Article 21: FORCE MAJEURE
A Party (Party Affected) shall not be held responsible for the non fulfilment of its contractual obligations due to an event of Force Majeure, i.e. an unforeseeable, irresistible event beyond the control of the Party. In this case, except in the case of a strike, subject to Article 21.2 here below, the contractual obligations of the Party Affected shall be suspended as of the date of receipt of the notification by the other Party.

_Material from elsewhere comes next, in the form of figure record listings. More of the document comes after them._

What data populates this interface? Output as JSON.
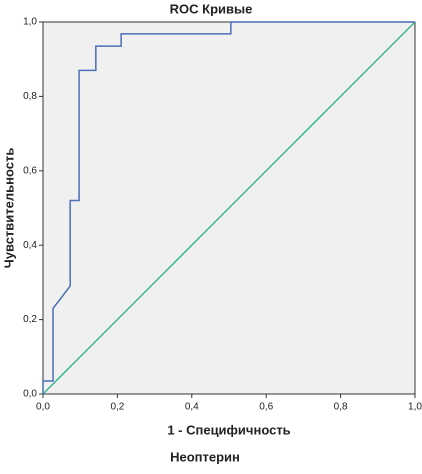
{
  "chart_data": {
    "type": "line",
    "title": "ROC Кривые",
    "y_label": "Чувствительность",
    "x_label": "1 - Специфичность",
    "caption": "Неоптерин",
    "xlim": [
      0,
      1
    ],
    "ylim": [
      0,
      1
    ],
    "xticks": [
      {
        "value": 0,
        "label": "0,0"
      },
      {
        "value": 0.2,
        "label": "0,2"
      },
      {
        "value": 0.4,
        "label": "0,4"
      },
      {
        "value": 0.6,
        "label": "0,6"
      },
      {
        "value": 0.8,
        "label": "0,8"
      },
      {
        "value": 1,
        "label": "1,0"
      }
    ],
    "yticks": [
      {
        "value": 0,
        "label": "0,0"
      },
      {
        "value": 0.2,
        "label": "0,2"
      },
      {
        "value": 0.4,
        "label": "0,4"
      },
      {
        "value": 0.6,
        "label": "0,6"
      },
      {
        "value": 0.8,
        "label": "0,8"
      },
      {
        "value": 1,
        "label": "1,0"
      }
    ],
    "plot_background": "#f0f0f0",
    "series": [
      {
        "color": "#4a6fb5",
        "x": [
          0,
          0,
          0.027,
          0.027,
          0.073,
          0.073,
          0.097,
          0.097,
          0.142,
          0.142,
          0.21,
          0.21,
          0.505,
          0.505,
          1
        ],
        "values": [
          0,
          0.035,
          0.035,
          0.23,
          0.29,
          0.52,
          0.52,
          0.87,
          0.87,
          0.935,
          0.935,
          0.968,
          0.968,
          1,
          1
        ]
      },
      {
        "color": "#3cb88a",
        "x": [
          0,
          1
        ],
        "values": [
          0,
          1
        ]
      }
    ]
  }
}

The notification and all supporting documents demonstrating the reality of such an event shall indicate in particular the foreseeable date of return to satisfactory performance of the Contract and/or Procurement Orders concerned, as well as the measures taken to remedy the consequences of the event of Force Majeure. The Party Affected shall keep the other Party regularly informed of the evolution of the situation.
As soon as the hindrance due to the case of Force Majeure ceases to exist, and subject to the provisions of Article 19.1 (Termination for Force Majeure), the Party Affected shall inform the other Party forthwith and the suspended contractual obligations shall resume for the remaining duration of this Contract and/or Procurement Orders.
Any case of Force Majeure not notified in writing within fifteen (15) business days following its occurrence shall not vest in the Party claiming the case of Force Majeure the right to enforce this Article 21.
In the event of a strike at either Partys manufacturing facilities, the Party affected by the strike shall:
(i) advise the other Party within five (5) business days;
(ii) make its best endeavour to comply with delivery schedules in force when the strike began;
(iii) in the event that the original delivery schedule will be affected by the strike, provide a recovery plan to be mutually agreed by both Parties within fifteen (15) business days from the notification of the strike.